For this exercise, we will be using measurements from the Cabauw BSRN station (`station='CAB'`). The station is selected because of the high-quality, and that quality-control has already been performed on the data.

**Credentials for the BSRN FTP server are available on Learn.**.

In [None]:
# Write your code here
# data_measured, meta_measured =  

#### SOLUTION ####
data_measured, meta_measured = pvlib.iotools.get_bsrn(
    station='CAB',
    start='2020-01-01',
    end='2020-12-31',
    username='redacted',
    password='redacted',
)

data_measured.head()

## Step 2: Resample measurement data to hourly
Since the satellite data we will be working with is hourly, we need to resample the 1-minute measurement data to hourly.

To do this, you can use the built-in function `data_measured.resample('1h').mean()`. In order for the solar position to be calculated correction for hourly data, the timestamps have to correspond to the middle of the period. Therefore, add or subtract half an hour from the index depending on whether the data is left or right-labeled. For left-labeled data, the hour 00:00 to 01:00 would be labeled 00:00.

In [None]:
# Write your code here

#### SOLUTION ####
data_measured = data_measured.resample('1h').mean(label='left')

data_measured.index = data_measured.index + pd.Timedelta(minutes=60)

data_measured.head()

## Step 3: Calculate solar position

Calculate the solar position for the timestamps of the hourly indexes from the previous step.

Look through the exercises on "Calculating solar position in Python" if you need a refresher on how to do this.

In [None]:
# Write your code here

#### SOLUTION ####
location = pvlib.location.Location(
    latitude=meta['latitude'],
    longitude=meta['longitude'],
)

solpos = location.get_solarposition(data_measured.index)

solpos.head()

## Step 4: Retrieve modeled data

For the comparison, we will only use one modeled dataset, namely CAMS Radiation (see the previous exercise on how to retrieve this).

Retrieve CAMS irradiance data for the same location and period:

In [None]:
# Write your code here
data_model, meta_model = pvlib.iotools.get_cams(
    latitude=location.latitude,
    longitude=location.longitude,
    start='2020-01-01',
    end='2020-12-31 23:59',
    email='arajen@dtu.dk',
    identifier='cams_radiation',
    time_step='1h',
    label='left',
)

data_model.index = data_model.index + pd.Timedelta(minutes=30)

data_model.head()

## Step 5: Visual comparison

As a first assessment, it is always useful to plot the data.
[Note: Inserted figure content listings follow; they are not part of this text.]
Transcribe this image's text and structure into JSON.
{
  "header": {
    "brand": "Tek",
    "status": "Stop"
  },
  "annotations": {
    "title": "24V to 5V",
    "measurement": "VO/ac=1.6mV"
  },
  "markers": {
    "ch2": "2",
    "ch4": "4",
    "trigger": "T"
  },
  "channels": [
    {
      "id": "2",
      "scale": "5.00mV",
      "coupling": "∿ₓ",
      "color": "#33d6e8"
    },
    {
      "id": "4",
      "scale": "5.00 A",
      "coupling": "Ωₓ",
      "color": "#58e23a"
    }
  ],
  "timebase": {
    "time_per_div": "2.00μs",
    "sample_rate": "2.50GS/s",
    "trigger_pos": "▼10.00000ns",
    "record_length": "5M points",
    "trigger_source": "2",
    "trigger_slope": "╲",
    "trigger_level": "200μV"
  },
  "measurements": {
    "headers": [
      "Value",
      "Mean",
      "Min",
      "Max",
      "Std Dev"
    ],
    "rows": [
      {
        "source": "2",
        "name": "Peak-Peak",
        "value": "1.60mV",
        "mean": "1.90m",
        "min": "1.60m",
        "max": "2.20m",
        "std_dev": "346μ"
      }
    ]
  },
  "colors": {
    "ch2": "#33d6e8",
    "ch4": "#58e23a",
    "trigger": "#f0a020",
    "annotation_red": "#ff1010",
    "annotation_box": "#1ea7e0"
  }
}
There are many useful plots to make, but as a first inspection, a scatter plot works nicely.

What other useful plots can you think of?

In [None]:
# Write your code here

#### SOLUTION ####
components = ['ghi', 'dhi', 'dni']

fig, axes = plt.subplots(ncols=3, figsize=(10, 4), sharey=True)
for ax, c in zip(axes, components):
    ax.set_title(c)
    ax.scatter(data_measured[c], data_model[c])

axes[0].set_ylabel('Modeled irradiance [W/m$^2$]')
axes[1].set_xlabel('Measured irradiance [W/m$^2$]')
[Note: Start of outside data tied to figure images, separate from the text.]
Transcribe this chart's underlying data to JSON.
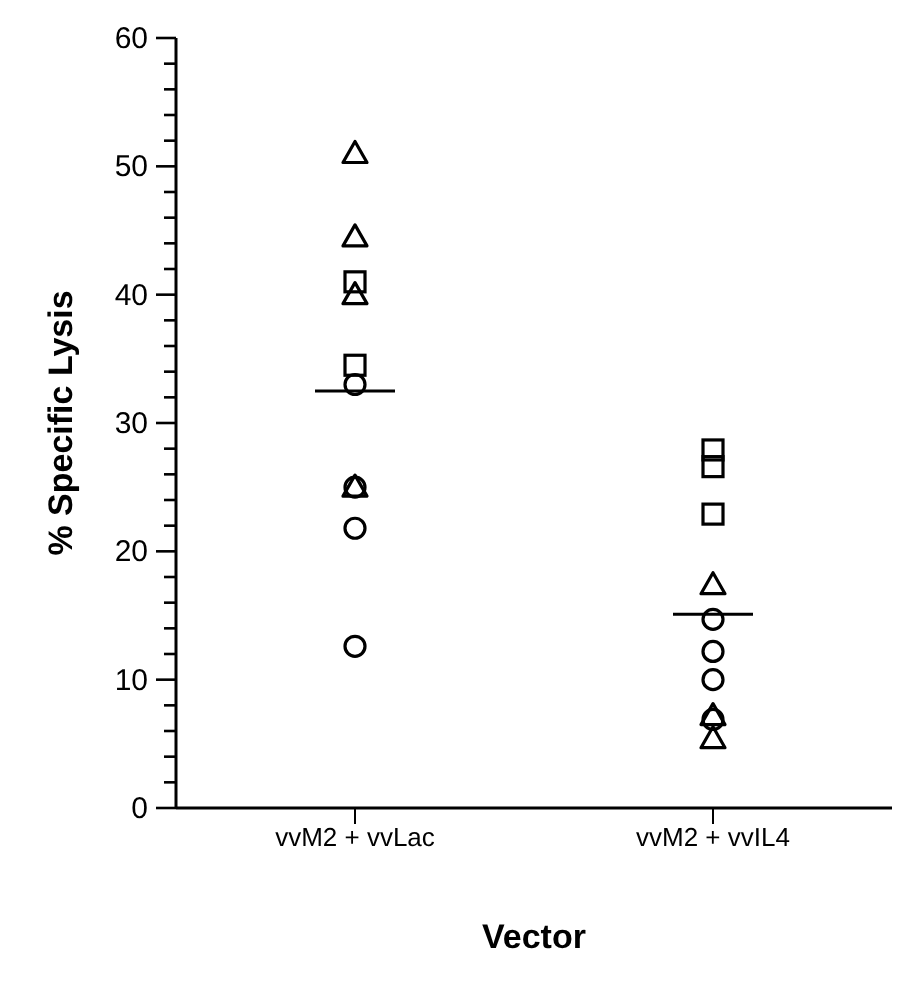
{
  "chart_data": {
    "type": "scatter",
    "xlabel": "Vector",
    "ylabel": "% Specific Lysis",
    "categories": [
      "vvM2 + vvLac",
      "vvM2 + vvIL4"
    ],
    "ylim": [
      0,
      60
    ],
    "yticks": [
      0,
      {
        "value": 2,
        "label": null
      },
      {
        "value": 4,
        "label": null
      },
      {
        "value": 6,
        "label": null
      },
      {
        "value": 8,
        "label": null
      },
      10,
      {
        "value": 12,
        "label": null
      },
      {
        "value": 14,
        "label": null
      },
      {
        "value": 16,
        "label": null
      },
      {
        "value": 18,
        "label": null
      },
      20,
      {
        "value": 22,
        "label": null
      },
      {
        "value": 24,
        "label": null
      },
      {
        "value": 26,
        "label": null
      },
      {
        "value": 28,
        "label": null
      },
      30,
      {
        "value": 32,
        "label": null
      },
      {
        "value": 34,
        "label": null
      },
      {
        "value": 36,
        "label": null
      },
      {
        "value": 38,
        "label": null
      },
      40,
      {
        "value": 42,
        "label": null
      },
      {
        "value": 44,
        "label": null
      },
      {
        "value": 46,
        "label": null
      },
      {
        "value": 48,
        "label": null
      },
      50,
      {
        "value": 52,
        "label": null
      },
      {
        "value": 54,
        "label": null
      },
      {
        "value": 56,
        "label": null
      },
      {
        "value": 58,
        "label": null
      },
      60
    ],
    "series": [
      {
        "marker": "triangle",
        "color": "#000000",
        "x": [
          "vvM2 + vvLac",
          "vvM2 + vvLac",
          "vvM2 + vvLac",
          "vvM2 + vvLac",
          "vvM2 + vvIL4",
          "vvM2 + vvIL4",
          "vvM2 + vvIL4"
        ],
        "values": [
          51,
          44.5,
          40,
          25,
          17.4,
          7.2,
          5.4
        ]
      },
      {
        "marker": "square",
        "color": "#000000",
        "x": [
          "vvM2 + vvLac",
          "vvM2 + vvLac",
          "vvM2 + vvIL4",
          "vvM2 + vvIL4",
          "vvM2 + vvIL4"
        ],
        "values": [
          41,
          34.5,
          27.9,
          26.6,
          22.9
        ]
      },
      {
        "marker": "circle",
        "color": "#000000",
        "x": [
          "vvM2 + vvLac",
          "vvM2 + vvLac",
          "vvM2 + vvLac",
          "vvM2 + vvLac",
          "vvM2 + vvIL4",
          "vvM2 + vvIL4",
          "vvM2 + vvIL4",
          "vvM2 + vvIL4"
        ],
        "values": [
          33,
          25,
          21.8,
          12.6,
          14.7,
          12.2,
          10,
          6.9
        ]
      },
      {
        "type": "box",
        "color": "#000000",
        "boxes": [
          {
            "low": 32.5,
            "q1": 32.5,
            "median": 32.5,
            "q3": 32.5,
            "high": 32.5
          },
          {
            "low": 15.1,
            "q1": 15.1,
            "median": 15.1,
            "q3": 15.1,
            "high": 15.1
          }
        ]
      }
    ]
  }
}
## Step 6: Calculate deviation metrics

While the graphical comparison is a good starting point, it doesn't give any quantitative metrics.

To quantitatively compare two datasets, it is common practice to calculate the following deviation metrics:
- Root mean square deviation
- Mean absolute deviation
- Mean deviation (bias)

Calculate these deviation metrics for solar elevation angles greater than 10 degrees (to avoid using measurements that are affected by shading).

In [None]:
# Write your code here

is_daytime = solpos['apparent_zenith'] < 90

for c in components:
    rmsd = np.sqrt(np.mean((data_measured.loc[is_daytime, c] - data_model.loc[is_daytime, c])**2))
    mad = np.mean(np.abs(data_measured.loc[is_daytime, c] - data_model.loc[is_daytime, c]))
    bias = np.mean(data_measured.loc[is_daytime, c] - data_model.loc[is_daytime, c])
    print(f"Component: {c}")
    print(f"RMSD: {rmsd:.1f}")
    print(f"MAD: {mad:.1f}")
    print(f"Bias: {bias:.1f}")

## Step 7: Compare distribution function

The deviation metrics gave high-level insight into the deviation between the datasets, but did not indicate how and why the data deviated.
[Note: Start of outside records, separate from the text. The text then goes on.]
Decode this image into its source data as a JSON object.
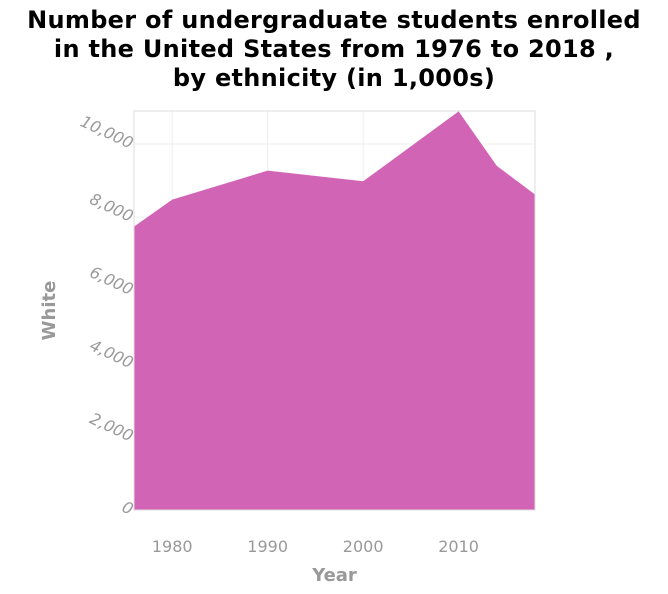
{
  "title_lines": [
    "Number of undergraduate students enrolled",
    "in the United States from 1976 to 2018 ,",
    "by ethnicity (in 1,000s)"
  ],
  "chart_data": {
    "type": "area",
    "title": "Number of undergraduate students enrolled in the United States from 1976 to 2018 , by ethnicity (in 1,000s)",
    "xlabel": "Year",
    "ylabel": "White",
    "xlim": [
      1976,
      2018
    ],
    "ylim": [
      0,
      10900
    ],
    "x_ticks": [
      1980,
      1990,
      2000,
      2010
    ],
    "x_tick_labels": [
      "1980",
      "1990",
      "2000",
      "2010"
    ],
    "y_ticks": [
      0,
      2000,
      4000,
      6000,
      8000,
      10000
    ],
    "y_tick_labels": [
      "0",
      "2,000",
      "4,000",
      "6,000",
      "8,000",
      "10,000"
    ],
    "grid": true,
    "color": "#d264b6",
    "series": [
      {
        "x": [
          1976,
          1980,
          1990,
          2000,
          2010,
          2014,
          2018
        ],
        "values": [
          7740,
          8480,
          9270,
          8980,
          10890,
          9400,
          8620
        ]
      }
    ]
  }
}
To investigate this, it is useful to compare the distribution of observed irradiances between the two datasets.

In this step, plot the distribution function of GHI for the two datasets.

*Hint: Plotting overlapping histograms is one way to do this. You can make the plots semi-transparent using the `alpha` keyword.*

In [19]:
# Write your code here
fig, axes = plt.subplots(ncols=len(components), sharey=True, figsize=(10, 4))
for ax, c in zip(axes, components):
    ax.plot.hist(df_measured.loc[is_datyime, c], c='C0')
    ax.plot.hist(df_model.loc[is_datyime, c], c='C1', alpha=0.5)

axes[1].legend()